| Roberto
Aguilar Reyes
Víctima
de una ley asesina
Por
Idalma Menéndez Febles/ Fotocopia: Daniel Mitjáns
La
Ley de Ajuste Cubano asesinó a Roberto Aguilar Reyes, sentenció
uno de sus compañeros de la Base Naval Occidental en la cual
se desempeñaba como teniente de navío.
Roberto
dejó sola a su esposa y huérfanos a dos hijos, víctimas
también que pagan caro el precio de la maldad de otros.
La
tierra camagüeyana lo vio nacer el cuatro de julio de 1956
en un hogar caracterizado por la modestia y laboriosidad, cualidades
que marcarían por siempre su actitud ante la vida.
Su
disciplina y responsabilidad ante el trabajo, hizo que ingresara
a las filas de la Unión de Jóvenes Comunistas con
16 años y con 28 pasara al Partido, organizaciones en las
que ocupó diferentes cargos.
Luego
de concluido el Servicio Militar, siguió en la vida militar.

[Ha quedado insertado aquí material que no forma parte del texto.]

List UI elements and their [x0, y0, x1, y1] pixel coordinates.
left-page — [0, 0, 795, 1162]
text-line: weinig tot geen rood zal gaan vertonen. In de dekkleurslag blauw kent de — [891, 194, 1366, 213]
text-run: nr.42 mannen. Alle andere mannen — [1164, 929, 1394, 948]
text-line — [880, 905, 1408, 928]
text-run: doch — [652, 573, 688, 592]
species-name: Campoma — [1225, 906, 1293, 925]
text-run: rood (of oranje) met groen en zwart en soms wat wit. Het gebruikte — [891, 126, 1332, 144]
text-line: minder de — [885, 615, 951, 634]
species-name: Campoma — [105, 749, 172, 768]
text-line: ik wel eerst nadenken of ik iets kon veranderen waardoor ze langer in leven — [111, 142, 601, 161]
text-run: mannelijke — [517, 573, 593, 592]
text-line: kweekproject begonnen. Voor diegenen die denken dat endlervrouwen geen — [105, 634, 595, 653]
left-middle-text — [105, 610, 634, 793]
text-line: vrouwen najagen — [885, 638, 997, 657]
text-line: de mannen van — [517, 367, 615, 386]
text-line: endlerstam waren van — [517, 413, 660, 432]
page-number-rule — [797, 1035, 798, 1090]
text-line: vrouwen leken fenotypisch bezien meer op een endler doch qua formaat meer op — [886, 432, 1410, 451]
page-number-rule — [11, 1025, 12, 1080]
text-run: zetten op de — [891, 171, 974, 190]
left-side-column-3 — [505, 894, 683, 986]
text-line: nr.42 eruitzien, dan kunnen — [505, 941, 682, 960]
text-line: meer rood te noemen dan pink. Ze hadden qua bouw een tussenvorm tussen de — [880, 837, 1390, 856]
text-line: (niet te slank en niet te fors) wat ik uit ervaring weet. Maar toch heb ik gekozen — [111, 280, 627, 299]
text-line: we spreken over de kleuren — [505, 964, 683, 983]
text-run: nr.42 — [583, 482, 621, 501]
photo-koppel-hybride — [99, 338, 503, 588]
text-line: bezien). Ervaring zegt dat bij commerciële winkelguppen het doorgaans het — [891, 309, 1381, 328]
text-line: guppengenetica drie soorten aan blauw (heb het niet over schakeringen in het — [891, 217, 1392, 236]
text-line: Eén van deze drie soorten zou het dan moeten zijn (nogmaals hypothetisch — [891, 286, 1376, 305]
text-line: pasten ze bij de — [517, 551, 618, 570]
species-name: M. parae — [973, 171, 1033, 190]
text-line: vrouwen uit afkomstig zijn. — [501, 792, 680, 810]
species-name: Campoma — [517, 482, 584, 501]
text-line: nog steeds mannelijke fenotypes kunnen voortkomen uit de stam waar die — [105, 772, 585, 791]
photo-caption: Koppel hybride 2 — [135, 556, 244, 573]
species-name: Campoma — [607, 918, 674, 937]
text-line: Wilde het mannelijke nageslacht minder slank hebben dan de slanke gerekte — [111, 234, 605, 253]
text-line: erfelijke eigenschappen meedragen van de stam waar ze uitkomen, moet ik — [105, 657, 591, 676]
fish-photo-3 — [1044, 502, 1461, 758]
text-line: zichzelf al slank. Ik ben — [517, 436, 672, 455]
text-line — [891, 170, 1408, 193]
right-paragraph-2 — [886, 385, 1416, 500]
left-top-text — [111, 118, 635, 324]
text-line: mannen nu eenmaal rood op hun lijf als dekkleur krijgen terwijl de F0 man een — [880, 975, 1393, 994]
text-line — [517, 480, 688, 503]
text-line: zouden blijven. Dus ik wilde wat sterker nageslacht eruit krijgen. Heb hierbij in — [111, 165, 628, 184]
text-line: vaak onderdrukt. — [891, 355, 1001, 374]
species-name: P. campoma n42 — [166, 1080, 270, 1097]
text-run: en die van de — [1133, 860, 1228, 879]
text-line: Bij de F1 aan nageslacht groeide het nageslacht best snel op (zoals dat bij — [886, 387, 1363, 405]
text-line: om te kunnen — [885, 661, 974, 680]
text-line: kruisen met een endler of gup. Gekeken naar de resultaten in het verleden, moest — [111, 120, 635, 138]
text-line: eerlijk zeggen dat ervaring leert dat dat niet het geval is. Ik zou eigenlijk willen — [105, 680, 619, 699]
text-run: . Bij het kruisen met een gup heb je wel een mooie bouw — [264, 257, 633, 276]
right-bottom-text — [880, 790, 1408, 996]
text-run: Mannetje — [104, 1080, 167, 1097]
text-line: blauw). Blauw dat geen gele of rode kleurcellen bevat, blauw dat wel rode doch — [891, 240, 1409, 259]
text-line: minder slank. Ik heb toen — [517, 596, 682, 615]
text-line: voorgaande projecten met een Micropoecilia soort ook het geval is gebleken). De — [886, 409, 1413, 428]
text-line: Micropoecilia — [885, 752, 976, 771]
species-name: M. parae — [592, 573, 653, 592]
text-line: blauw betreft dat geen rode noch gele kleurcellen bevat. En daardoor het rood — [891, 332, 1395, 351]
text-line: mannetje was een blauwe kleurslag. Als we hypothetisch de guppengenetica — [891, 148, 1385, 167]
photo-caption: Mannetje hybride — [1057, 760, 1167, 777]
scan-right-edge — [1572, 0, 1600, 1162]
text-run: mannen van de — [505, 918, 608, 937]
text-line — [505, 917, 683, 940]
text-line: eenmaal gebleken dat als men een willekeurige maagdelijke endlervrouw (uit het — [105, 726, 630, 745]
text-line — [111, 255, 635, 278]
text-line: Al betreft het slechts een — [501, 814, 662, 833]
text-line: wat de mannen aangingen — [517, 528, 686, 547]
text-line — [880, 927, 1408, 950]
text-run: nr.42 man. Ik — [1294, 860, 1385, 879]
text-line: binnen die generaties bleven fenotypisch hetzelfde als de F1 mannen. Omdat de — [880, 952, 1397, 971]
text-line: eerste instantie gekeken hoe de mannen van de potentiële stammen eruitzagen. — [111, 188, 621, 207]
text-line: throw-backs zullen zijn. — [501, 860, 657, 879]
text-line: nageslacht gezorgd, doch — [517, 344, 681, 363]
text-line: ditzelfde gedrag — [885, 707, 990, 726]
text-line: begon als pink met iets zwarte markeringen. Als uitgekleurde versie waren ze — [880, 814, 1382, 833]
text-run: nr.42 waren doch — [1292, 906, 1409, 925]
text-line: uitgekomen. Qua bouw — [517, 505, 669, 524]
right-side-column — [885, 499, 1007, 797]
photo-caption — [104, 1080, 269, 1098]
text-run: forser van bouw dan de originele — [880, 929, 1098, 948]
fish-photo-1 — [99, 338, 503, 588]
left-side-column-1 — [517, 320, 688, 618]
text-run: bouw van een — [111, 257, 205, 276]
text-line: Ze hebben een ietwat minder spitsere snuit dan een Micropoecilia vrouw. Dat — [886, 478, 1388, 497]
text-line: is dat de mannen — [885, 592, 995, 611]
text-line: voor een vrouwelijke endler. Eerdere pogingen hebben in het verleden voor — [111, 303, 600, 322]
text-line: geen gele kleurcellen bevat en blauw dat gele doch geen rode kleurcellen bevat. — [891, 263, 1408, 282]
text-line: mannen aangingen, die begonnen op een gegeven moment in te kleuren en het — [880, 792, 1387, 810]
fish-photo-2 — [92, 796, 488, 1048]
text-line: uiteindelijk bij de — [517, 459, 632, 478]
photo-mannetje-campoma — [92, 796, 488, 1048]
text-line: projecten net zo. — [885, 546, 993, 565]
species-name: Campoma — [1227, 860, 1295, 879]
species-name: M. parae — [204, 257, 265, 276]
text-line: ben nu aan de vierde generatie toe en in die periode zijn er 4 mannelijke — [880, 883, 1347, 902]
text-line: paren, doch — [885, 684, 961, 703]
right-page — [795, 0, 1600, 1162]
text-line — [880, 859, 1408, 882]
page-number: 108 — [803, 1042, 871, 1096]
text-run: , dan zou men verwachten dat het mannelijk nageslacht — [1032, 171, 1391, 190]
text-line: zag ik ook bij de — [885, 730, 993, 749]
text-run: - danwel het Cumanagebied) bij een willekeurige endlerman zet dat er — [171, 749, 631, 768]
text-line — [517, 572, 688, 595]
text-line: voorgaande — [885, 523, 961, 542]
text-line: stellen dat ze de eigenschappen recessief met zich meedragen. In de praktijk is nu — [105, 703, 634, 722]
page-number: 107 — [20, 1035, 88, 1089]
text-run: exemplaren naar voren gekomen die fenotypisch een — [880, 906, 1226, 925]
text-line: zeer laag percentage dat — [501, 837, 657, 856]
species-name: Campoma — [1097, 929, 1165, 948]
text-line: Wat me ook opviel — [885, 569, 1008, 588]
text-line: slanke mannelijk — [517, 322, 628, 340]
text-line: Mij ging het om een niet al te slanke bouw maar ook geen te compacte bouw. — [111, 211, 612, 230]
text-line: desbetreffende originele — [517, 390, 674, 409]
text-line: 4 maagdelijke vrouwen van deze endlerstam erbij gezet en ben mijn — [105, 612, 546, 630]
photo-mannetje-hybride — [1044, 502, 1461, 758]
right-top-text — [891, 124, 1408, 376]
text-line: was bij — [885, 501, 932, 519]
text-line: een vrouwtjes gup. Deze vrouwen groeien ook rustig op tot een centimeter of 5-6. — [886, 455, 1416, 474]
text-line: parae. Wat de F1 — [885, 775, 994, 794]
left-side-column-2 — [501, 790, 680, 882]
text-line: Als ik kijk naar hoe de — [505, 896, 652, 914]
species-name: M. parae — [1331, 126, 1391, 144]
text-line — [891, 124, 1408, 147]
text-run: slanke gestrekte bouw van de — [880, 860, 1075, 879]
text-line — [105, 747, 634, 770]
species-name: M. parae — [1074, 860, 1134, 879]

Por su buen comportamiento y firme decisión de apoyo a la
Revolución, obtuvo en dos ocasiones la condición de
Vanguardia Nacional de las FAR, la medalla Ignacio Agramonte de
III clases, la distinción del Servicio Distinguido de las
FAR, entre otras condecoraciones.
En
la década de 1990 por el aumento de las salidas ilegales
que se producían de forma continua por elementos contrarrevolucionarios,
en la Unidad 4349, a la cual pertenecía Roberto, se toman
medidas para evitar estos desórdenes, entre ellas, colocar
un oficial armado en el barco auxiliar ferrocemento 5034 que trasladaba
el personal de la Unidad hasta el muelle de playa La Boca y viceversa.
El
ocho de agosto de 1994, era un día como otro cualquiera,
en esta ocasión le correspondió el traslado de los
pasajeros al teniente de navío Roberto Aguilar.
Cuando
el barco llegó al puerto del Mariel, desembarcó a
tres trabajadores civiles. En el lugar se encontraba el marinero
del Servicio Militar General Leonel Macas González, quien
solicitó que lo llevaran para la Unidad, a lo cual accedió
Roberto.
Durante
la travesía Macas González, con el objetivo de robarse
la embarcación, extrajo un revolver de la jaba que llevaba,
efectuándole por la espalda dos disparos al oficial, quien
cayó al agua mortalmente herido.
Durante
varios días lo buscaron sin encontrarlo, hasta que su cuerpo
salió a flote. Llevaba puesto su pullover a rayas de marinero.
Por
acuerdo del Consejo de Estado, fue condecorado postmortem con la
orden Antonio Maceo y ascendido al grado de capitán de Corbeta.